Sudaryatmo memperlihatkan catatan YLKI sepanjang 2014. Sedikitnya ada 24 pengaduan pelanggaran oleh Lion Air yang masuk, dan terhitung sebagai yang terbanyak dibanding maskapai lain. Laporan antara lain terkait dengan pembayaran kembali alias refund akibat pembatalan penerbangan secara sepihak oleh perusahaan, termasuk kompensasi karena keterlambatan.
Persoalannya, pengaduan konsumen itu selama ini lebih sering tak direspons, baik oleh Lion Air maupun Kementerian Perhubungan. Dalam pengamatan YLKI, Lion bahkan lebih sering luput dari sanksi, dan pemerintah seperti tak berdaya menghadapi perusahaan milik Rusdi Kirana itu. "Pangsa pasar mereka lebih dari 50 persen, jadi merasa punya posisi tawar," Sudaryatmo menjelaskan. "Struktur pasar industri penerbangan ini harus dikoreksi agar tak ada yang merasa dominan."
Pengamat penerbangan Dudi Sudibyo mengatakan sanksi dengan mencabut izin rute penerbangan sebenarnya sudah cukup keras. Namun dia tetap khawatir masalah akan terulang karena pengawasan dari Kementerian Perhubungan sangat lemah. "Kementerian tidak punya orang untuk mengawasi semua maskapai yang beroperasi," ujarnya.

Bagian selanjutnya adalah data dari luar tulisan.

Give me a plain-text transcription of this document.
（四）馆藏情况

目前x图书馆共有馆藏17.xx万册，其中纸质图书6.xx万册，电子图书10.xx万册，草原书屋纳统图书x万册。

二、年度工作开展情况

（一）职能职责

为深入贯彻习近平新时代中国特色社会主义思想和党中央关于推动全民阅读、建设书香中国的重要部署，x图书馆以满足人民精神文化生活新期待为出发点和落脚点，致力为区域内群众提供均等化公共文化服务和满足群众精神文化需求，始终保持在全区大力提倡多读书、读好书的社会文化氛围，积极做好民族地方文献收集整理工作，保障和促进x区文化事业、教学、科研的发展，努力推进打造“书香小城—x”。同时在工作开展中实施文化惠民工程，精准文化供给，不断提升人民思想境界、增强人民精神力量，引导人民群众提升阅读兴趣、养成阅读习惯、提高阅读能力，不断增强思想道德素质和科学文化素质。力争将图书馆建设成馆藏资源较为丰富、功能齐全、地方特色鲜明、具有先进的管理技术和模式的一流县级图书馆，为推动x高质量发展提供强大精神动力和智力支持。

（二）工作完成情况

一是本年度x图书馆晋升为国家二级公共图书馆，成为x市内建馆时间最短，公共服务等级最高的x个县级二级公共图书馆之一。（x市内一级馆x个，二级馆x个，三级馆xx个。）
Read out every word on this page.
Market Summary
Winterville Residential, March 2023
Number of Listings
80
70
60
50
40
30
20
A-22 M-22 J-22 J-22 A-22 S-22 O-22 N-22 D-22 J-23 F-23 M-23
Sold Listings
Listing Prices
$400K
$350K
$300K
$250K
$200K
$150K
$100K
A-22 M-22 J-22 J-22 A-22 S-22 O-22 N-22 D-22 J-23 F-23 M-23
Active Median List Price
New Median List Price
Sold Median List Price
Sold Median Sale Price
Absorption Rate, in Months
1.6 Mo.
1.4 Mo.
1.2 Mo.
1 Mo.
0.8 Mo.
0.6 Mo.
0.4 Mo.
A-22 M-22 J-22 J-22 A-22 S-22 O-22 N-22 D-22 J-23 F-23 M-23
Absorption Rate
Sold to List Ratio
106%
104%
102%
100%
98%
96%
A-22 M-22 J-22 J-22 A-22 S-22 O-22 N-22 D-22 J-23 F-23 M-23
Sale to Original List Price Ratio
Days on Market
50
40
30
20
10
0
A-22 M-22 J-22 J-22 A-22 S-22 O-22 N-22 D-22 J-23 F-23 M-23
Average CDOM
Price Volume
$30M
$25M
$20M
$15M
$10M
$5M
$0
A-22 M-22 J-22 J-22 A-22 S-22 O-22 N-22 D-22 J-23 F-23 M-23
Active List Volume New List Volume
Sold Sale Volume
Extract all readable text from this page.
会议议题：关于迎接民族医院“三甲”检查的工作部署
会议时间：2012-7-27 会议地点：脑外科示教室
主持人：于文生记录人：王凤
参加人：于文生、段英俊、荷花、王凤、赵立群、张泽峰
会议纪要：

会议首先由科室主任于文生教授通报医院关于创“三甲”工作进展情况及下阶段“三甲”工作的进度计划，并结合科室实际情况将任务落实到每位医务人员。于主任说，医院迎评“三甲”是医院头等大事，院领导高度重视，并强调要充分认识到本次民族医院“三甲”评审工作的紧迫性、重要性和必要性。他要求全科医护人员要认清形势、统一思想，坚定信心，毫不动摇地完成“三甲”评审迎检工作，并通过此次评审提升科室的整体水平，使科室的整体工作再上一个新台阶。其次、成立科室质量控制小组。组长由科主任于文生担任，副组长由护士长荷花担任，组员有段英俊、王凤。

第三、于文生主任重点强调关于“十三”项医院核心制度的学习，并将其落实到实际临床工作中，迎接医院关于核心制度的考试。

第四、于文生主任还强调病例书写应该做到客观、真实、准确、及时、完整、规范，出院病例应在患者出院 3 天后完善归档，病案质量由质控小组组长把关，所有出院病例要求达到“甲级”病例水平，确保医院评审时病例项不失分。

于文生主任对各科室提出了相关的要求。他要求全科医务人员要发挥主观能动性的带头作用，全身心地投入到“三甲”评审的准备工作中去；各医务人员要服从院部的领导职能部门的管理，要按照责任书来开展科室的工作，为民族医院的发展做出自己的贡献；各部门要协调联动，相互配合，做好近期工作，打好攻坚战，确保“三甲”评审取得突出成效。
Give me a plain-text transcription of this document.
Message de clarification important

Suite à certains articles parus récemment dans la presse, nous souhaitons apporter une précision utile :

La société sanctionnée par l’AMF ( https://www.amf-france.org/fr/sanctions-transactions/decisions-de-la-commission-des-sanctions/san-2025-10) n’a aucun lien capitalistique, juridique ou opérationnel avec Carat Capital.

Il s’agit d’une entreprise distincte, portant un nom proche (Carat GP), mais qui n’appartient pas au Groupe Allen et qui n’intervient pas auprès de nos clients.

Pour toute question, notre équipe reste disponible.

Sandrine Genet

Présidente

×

Kepala Pusat Komunikasi Publik Kementerian Perhubungan J.A. Barata mengatakan hukuman buat Lion Air sudah dipertimbangkan matang. Tapi, untuk masalah keterlambatan pesawat, memang tak ada ketentuan sanksi dari regulator. Yang ada hanyalah kewajiban perusahaan memberikan kompensasi kepada penumpang. Yang jelas, kata dia, setelah kejadian terakhir di Soekarno-Hatta tersebut, Kementerian Perhubungan segera mengaudit Lion. Audit tersebut akan selesai pekan ini.
Direktur Umum Lion Air Edward Sirait tak mau berkomentar soal tudingan maskapainya menjadi anak emas pemerintah lantaran kerap lolos dari sanksi. Dia mengakui para petugasnya tidak memberikan informasi yang cukup kepada para penumpang ketika tiga pesawatnya bermasalah pada dua pekan lalu, sehingga suasana kacau. "Ini menjadi catatan kami ke depan. Kami mengerti kekecewaan di lapangan mengingat tidak adanya informasi," ucapnya. "Akan kami evaluasi semuanya."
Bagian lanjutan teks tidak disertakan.